The New Rochelle train station is a vital component of our city’s downtown and a daily stop for thousands of local commuters. It is among the busiest stations on the New Haven line, and is listed on the National Register of Historic Places. But its restrooms could use some help.
Now help is on the way, thanks to assistance from Metro-North Railroad. The restrooms have been plagued by vandalism, and, with the cost of maintenance spiraling out of control, the City was forced to close them last month. But a new agreement with Metro-North will include the restrooms under the supervision of MTA Police, for added security, and Metro-North has agreed to contribute to the replacement of fixtures.
To begin with, a single unisex restroom will reopen during the station’s busiest hours, 5:00 am to 1:00 pm, seven days a week. Necessary repairs of the second restroom will begin immediately.
As reported last month, New Rochelle has joined and taken a lead role in a bi-state regional planning and sustainability coalition that stretches from New Haven to New York City and Long Island. This effort has already borne fruit in the form of a $3.5 million grant award from the federal Department of Housing & Urban Development that will help the member communities analyze various individual challenges related to regional development.

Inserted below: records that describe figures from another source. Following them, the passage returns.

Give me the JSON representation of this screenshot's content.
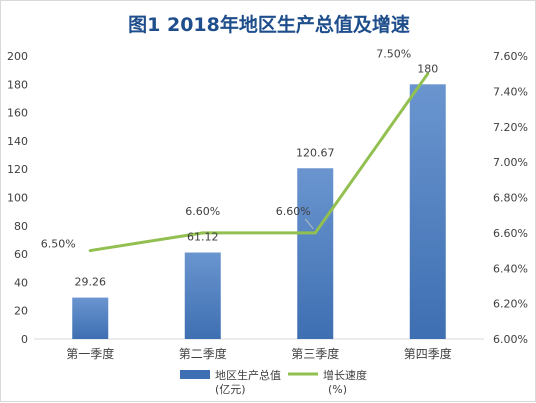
{
  "chart_data": {
    "type": "bar+line",
    "title": "图1 2018年地区生产总值及增速",
    "categories": [
      "第一季度",
      "第二季度",
      "第三季度",
      "第四季度"
    ],
    "series": [
      {
        "name": "地区生产总值(亿元)",
        "type": "bar",
        "axis": "left",
        "values": [
          29.26,
          61.12,
          120.67,
          180
        ],
        "labels": [
          "29.26",
          "61.12",
          "120.67",
          "180"
        ],
        "color": "#3e6fb2"
      },
      {
        "name": "增长速度(%)",
        "type": "line",
        "axis": "right",
        "values": [
          6.5,
          6.6,
          6.6,
          7.5
        ],
        "labels": [
          "6.50%",
          "6.60%",
          "6.60%",
          "7.50%"
        ],
        "color": "#92c050"
      }
    ],
    "y_left": {
      "min": 0,
      "max": 200,
      "step": 20,
      "ticks": [
        "0",
        "20",
        "40",
        "60",
        "80",
        "100",
        "120",
        "140",
        "160",
        "180",
        "200"
      ]
    },
    "y_right": {
      "min": 6.0,
      "max": 7.6,
      "step": 0.2,
      "ticks": [
        "6.00%",
        "6.20%",
        "6.40%",
        "6.60%",
        "6.80%",
        "7.00%",
        "7.20%",
        "7.40%",
        "7.60%"
      ]
    },
    "legend": {
      "position": "bottom",
      "items": [
        {
          "line1": "地区生产总值",
          "line2": "(亿元)"
        },
        {
          "line1": "增长速度",
          "line2": "(%)"
        }
      ]
    },
    "grid": false
  }
}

New Rochelle’s (relatively small) share of the funding will be employed to examine access to our transit center, with the goal of enhancing connectivity to the surrounding area, especially for pedestrians. Our train and bus station is a significant local asset, but its full potential is unrealized. Establishing more reliable and safer access to the transit center will buttress our overall economic development efforts and improve the functionality of a heavily-used public facility.